Why Shutter When You Can Sell?

Warner Brothers is closing down its two art-house production companies, Picturehouse and Warner Independent Pictures, with the loss of about 70 jobs. The idea, according to Warner’s Alan Horn, is that "between both New Line and main Warner’s, we had the pieces in place to release any movie we want".

But why not sell Picturehouse and Warner Independent Pictures rather than just closing them down?

Maybe they’re really crap studios, and no one, not even the current management, would be interested in buying them – in which case the real reason for closing them down is surely just that they’re losing lots of money and have no realistic prospect of making money in future.
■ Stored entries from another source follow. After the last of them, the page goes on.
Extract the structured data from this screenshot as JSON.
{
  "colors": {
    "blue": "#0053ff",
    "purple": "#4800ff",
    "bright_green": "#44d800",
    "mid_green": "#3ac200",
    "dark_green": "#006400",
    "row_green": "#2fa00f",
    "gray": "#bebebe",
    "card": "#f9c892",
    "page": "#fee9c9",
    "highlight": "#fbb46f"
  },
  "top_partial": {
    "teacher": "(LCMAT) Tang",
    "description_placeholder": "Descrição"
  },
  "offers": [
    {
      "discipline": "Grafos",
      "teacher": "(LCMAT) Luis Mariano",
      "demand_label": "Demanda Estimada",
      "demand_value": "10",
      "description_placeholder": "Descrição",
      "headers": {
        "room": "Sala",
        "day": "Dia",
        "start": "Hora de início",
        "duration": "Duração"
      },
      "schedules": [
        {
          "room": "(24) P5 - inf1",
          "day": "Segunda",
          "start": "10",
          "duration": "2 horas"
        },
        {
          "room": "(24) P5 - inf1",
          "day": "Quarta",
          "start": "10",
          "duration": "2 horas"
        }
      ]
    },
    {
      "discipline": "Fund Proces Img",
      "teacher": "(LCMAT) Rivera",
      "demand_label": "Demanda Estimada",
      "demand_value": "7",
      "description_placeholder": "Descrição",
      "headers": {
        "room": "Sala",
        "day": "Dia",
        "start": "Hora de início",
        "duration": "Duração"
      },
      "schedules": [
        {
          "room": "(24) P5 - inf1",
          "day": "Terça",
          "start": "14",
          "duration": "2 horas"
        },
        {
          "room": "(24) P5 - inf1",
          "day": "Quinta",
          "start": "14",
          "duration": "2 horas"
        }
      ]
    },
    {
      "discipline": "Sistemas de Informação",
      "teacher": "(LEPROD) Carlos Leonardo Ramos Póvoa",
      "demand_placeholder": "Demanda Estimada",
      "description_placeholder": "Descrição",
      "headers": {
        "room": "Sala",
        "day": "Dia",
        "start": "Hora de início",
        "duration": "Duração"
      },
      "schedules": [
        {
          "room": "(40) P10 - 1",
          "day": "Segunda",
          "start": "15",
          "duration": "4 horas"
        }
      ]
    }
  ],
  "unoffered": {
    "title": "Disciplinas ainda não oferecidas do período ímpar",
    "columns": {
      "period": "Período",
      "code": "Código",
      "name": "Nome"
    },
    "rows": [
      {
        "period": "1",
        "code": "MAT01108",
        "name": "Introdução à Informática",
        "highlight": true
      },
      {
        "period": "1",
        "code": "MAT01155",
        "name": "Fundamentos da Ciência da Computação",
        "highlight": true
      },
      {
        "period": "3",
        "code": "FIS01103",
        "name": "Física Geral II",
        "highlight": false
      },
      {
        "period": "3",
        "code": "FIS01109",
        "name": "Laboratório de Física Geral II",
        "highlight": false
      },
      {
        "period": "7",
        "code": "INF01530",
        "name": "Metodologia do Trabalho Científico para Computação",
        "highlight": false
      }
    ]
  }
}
Or maybe the amount of money that Warner could get for the studios is so small that it’s not worth the effort to sell them. That would be sad, and tantamount to laying off 70 people just to save a couple of minor executive headaches.

Then again, 70 people is small beer in the world of film-studio layoffs: when New Line was absorbed into Warner Brothers, there were 600 job losses. And there might be more to come:

Mr. Horn says the decision to shutter the two divisions was made by him, Barry Meyer, the CEO of Warner Bros., and a handful of other top studio executives, and wasn’t ordered by Mr. Bewkes. Getting the movie business in shape is vital for Time Warner, however. If Mr. Bewkes spins off Time Warner Cable and AOL, as many expect him to, Warner Bros. will become a key driver of the company’s earnings down the road.

If that’s true, then eventually Warner is going to have to make money by making movies. In the meantime, however, it looks as though it can make more money by shuttering studios.